OP I had a situation in my family that was kinda similar in levels of messiness (maybe worse). My relative got engaged to one man when pregnant, gave the child up for adoption as they split up in pregnancy, got back together as soon as the baby had been passed to SS and married, divorced within the year, married a new guy almost immediately, divorced within the year again and then remarried the same man.

I mean I know love lives can be messy and tumultuous (just look at Elizabeth Taylor!) but I wouldn't personally be arsed with going given a choice. It all happened in such quick succession that I wore the same bridesmaid dress to all of the weddings (I was I think between 9 and 12) and I'm fairly sure the bride wore the same big flouncy princess gown for at least two of them. Obviously their live choices were not about me but my cousins and I were very confused at the succession of 'uncles'. My parents defo wouldn't have bothered if there was an expectation of presents etc after marriage one!
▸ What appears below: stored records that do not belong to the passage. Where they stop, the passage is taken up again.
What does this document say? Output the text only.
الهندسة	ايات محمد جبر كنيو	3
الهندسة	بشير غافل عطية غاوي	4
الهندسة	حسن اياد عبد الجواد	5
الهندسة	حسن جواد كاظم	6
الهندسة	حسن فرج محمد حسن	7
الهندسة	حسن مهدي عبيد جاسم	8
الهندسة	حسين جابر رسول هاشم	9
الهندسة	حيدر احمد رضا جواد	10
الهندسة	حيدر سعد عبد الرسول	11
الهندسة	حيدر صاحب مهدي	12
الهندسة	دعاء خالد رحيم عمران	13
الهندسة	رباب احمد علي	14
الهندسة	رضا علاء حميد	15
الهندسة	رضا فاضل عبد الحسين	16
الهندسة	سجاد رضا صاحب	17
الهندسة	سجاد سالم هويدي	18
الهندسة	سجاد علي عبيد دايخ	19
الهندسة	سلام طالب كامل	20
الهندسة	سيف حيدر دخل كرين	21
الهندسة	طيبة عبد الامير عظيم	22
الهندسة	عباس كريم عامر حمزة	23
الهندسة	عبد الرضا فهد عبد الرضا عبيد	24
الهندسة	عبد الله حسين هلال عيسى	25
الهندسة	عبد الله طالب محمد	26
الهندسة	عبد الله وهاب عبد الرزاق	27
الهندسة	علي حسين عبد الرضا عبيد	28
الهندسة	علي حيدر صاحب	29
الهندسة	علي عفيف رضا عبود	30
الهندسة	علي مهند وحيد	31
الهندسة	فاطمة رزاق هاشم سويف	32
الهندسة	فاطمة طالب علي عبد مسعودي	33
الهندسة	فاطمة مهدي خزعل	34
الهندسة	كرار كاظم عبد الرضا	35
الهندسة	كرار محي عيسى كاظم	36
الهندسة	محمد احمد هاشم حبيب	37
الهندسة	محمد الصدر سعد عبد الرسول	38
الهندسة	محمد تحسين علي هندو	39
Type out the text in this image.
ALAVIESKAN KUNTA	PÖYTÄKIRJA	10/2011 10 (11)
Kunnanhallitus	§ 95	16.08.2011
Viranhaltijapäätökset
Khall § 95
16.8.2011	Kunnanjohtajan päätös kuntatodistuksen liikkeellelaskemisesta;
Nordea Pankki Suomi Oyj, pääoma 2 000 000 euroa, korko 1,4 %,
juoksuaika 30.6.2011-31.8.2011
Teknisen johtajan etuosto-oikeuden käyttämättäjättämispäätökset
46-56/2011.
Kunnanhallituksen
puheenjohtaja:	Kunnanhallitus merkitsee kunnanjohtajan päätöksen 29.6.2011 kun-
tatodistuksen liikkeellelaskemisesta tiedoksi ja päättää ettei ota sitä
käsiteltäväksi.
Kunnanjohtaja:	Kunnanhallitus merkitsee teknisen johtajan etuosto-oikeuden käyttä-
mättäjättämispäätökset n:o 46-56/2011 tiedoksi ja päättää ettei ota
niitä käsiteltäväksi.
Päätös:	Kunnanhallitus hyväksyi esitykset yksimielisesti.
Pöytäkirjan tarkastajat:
SunflowerSeeds123 · 05/01/2024 17:32

My cousin married twice. I didn't go to the second wedding because I just had a feeling this one wasn't going to last either...also I was working and couldn't get the time off.

My DParents and brother went though.

The marriage lasted about 18 months. I feel like a dodged a bullet.

No discredit to the sisterhood but both wives cheated on him.

You don't have to go. It's a cousin, not a sibling or best friend.